EUROPE – A new report released by the International Monetary Fund (IMF) has recognised the use of credit default swaps (CDS) as an "effective" hedging tool for investors and has urged Brussels to improve the CDS market, rather than banning their use and distorting the market.

In November 2011, the European Parliament voted into law regulation to curb short selling and trading of CDS. The set of rules, which aimed to ban naked CDS trading – the purchase of default insurance contracts without owning the related bonds – was part of Brussels' plan to improve transparency in the CDS market.

Although the European Securities and Markets Authority (ESMA) last year reiterated its intention to exclude pension funds from the new rules – as their activities are not "primarily" related to securities business – other institutions such as hedge funds, investing in CDS contracts for return-seeking purposes on behalf of pension funds, will not be exempt.

However, the IMF's latest Global Financial Stability Report argued that the ban could eventually harm the hedging role of markets, as liquidity and depth deteriorated and resulted in increasing spillovers into to other markets.
 
This, according to the IMF, could in turn add to financial instability and increase the risk of contagion as hedging investors migrated their hedges into the nearest compatible markets, potentially resulting in unintended stress and volatility to these markets.

In the longer term, such actions could increase sovereign funding costs, contrary to the intentions of policymakers, the IMF also warned.

Laura Kodres chief of the global stability analysis division in the IMF's monetary and capital markets department, said that CDS were receiving a "bad rap".

"They are no more or less effective at representing the credit risk of governments than are the government's own bonds," she added.

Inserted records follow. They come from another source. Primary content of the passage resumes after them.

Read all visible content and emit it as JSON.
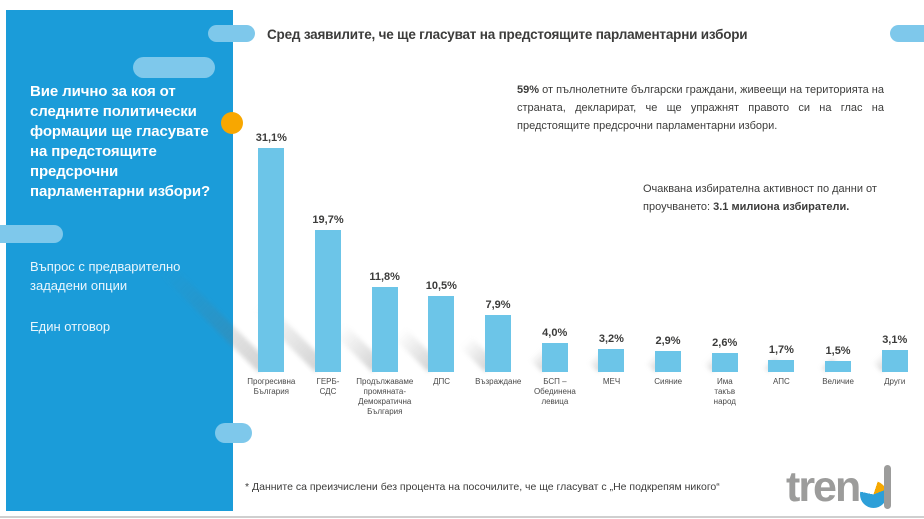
{
  "header": {
    "title": "Сред заявилите, че ще гласуват на предстоящите парламентарни избори"
  },
  "sidebar": {
    "question_lines": [
      "Вие лично за коя от",
      "следните политически",
      "формации ще гласувате",
      "на предстоящите",
      "предсрочни",
      "парламентарни избори?"
    ],
    "note1_lines": [
      "Въпрос с предварително",
      "зададени опции"
    ],
    "note2": "Един отговор"
  },
  "summary": {
    "p1_lead": "59%",
    "p1_text": " от пълнолетните български граждани, живеещи на територията на страната, декларират, че ще упражнят правото си на глас на предстоящите предсрочни парламентарни избори.",
    "p2_text": "Очаквана избирателна активност по данни от проучването: ",
    "p2_bold": "3.1 милиона избиратели."
  },
  "chart_data": {
    "type": "bar",
    "title": "Сред заявилите, че ще гласуват на предстоящите парламентарни избори",
    "categories": [
      "Прогресивна България",
      "ГЕРБ-СДС",
      "Продължаваме промяната-Демократична България",
      "ДПС",
      "Възраждане",
      "БСП – Обединена левица",
      "МЕЧ",
      "Сияние",
      "Има такъв народ",
      "АПС",
      "Величие",
      "Други"
    ],
    "tick_lines": [
      [
        "Прогресивна",
        "България"
      ],
      [
        "ГЕРБ-",
        "СДС"
      ],
      [
        "Продължаваме",
        "промяната-",
        "Демократична",
        "България"
      ],
      [
        "ДПС"
      ],
      [
        "Възраждане"
      ],
      [
        "БСП –",
        "Обединена",
        "левица"
      ],
      [
        "МЕЧ"
      ],
      [
        "Сияние"
      ],
      [
        "Има",
        "такъв",
        "народ"
      ],
      [
        "АПС"
      ],
      [
        "Величие"
      ],
      [
        "Други"
      ]
    ],
    "values": [
      31.1,
      19.7,
      11.8,
      10.5,
      7.9,
      4.0,
      3.2,
      2.9,
      2.6,
      1.7,
      1.5,
      3.1
    ],
    "value_labels": [
      "31,1%",
      "19,7%",
      "11,8%",
      "10,5%",
      "7,9%",
      "4,0%",
      "3,2%",
      "2,9%",
      "2,6%",
      "1,7%",
      "1,5%",
      "3,1%"
    ],
    "xlabel": "",
    "ylabel": "",
    "ylim": [
      0,
      33.6
    ],
    "grid": false,
    "legend": false,
    "bar_color": "#6CC5E8"
  },
  "footnote": "* Данните са преизчислени без процента на посочилите, че ще гласуват с „Не подкрепям никого“",
  "logo": {
    "word_prefix": "tren",
    "name": "trend"
  },
  "colors": {
    "panel_blue": "#1B9CD9",
    "pill_blue": "#7EC8EB",
    "bar_blue": "#6CC5E8",
    "accent_orange": "#F8A700",
    "text_dark": "#3C3C3B",
    "logo_gray": "#9C9C9B"
  }
}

The IMF therefore called on Brussels to focus its attention on implementing existing measures instead of banning the purchase of CDS instruments.

One of those measures would be to require counterparties to post initial margin on bilateral derivatives trades or move them to a central clearing house to lessen counterparty risks and reduce the potential for spillovers from sovereign credit events.

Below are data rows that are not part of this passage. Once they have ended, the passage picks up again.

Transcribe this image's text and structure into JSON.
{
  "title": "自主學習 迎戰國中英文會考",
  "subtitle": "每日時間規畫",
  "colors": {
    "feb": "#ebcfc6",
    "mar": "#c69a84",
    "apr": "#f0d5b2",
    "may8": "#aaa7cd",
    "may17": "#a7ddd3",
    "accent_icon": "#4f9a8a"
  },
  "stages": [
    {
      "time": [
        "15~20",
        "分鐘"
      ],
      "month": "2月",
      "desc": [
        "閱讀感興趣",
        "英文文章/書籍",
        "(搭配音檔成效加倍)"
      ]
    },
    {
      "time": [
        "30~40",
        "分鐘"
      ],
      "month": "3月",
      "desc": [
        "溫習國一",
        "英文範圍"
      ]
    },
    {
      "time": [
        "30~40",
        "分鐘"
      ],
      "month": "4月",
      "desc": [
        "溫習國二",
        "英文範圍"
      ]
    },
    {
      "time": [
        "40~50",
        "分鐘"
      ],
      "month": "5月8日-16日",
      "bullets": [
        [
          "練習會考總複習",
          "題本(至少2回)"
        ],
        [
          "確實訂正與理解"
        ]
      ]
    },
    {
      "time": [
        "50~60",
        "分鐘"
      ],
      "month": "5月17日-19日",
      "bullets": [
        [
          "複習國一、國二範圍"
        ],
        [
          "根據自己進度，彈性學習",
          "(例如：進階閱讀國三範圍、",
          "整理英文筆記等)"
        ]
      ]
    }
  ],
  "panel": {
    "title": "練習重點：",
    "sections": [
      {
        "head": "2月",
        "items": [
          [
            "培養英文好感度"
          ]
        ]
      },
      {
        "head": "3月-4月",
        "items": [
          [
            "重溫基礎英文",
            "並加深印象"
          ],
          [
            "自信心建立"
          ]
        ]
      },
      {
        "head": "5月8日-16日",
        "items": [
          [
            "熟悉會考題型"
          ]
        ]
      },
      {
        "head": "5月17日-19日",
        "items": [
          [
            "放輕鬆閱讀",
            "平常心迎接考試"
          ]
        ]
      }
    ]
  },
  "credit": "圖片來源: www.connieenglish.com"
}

The measures, which aim to push as many over-the-counter derivatives into clearing houses as possible, are being implemented under the European Infrastructure Market Regulation (EMIR).

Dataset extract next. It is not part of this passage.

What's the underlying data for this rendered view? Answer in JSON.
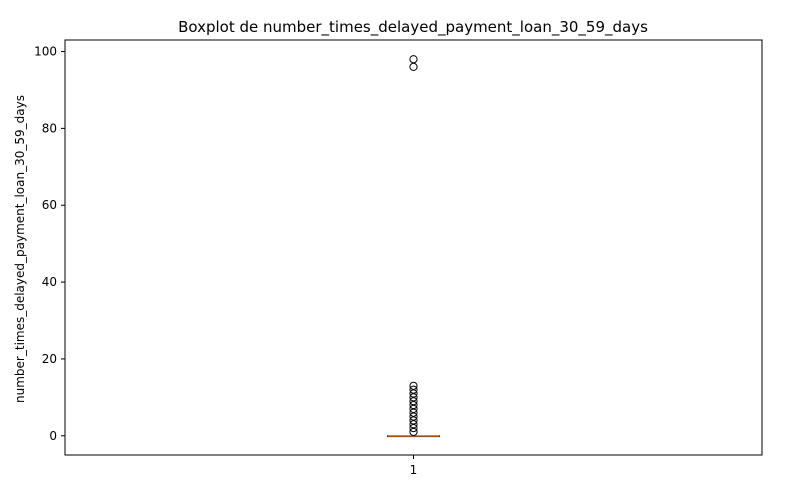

Meanwhile, the Basel Committee on Banking Supervision (BCBS) and the International Organization of Securities Commissions (IOSCO) are also in charge of setting up new guidelines for uncleared derivatives transactions.

The IMF finally suggested in its report to mandate better data disclosure to mitigate uncertainty about exposures and interconnections of the market participants, while implement temporary restrictions rather than imposing permanent ones only if necessary due to stress in financial markets.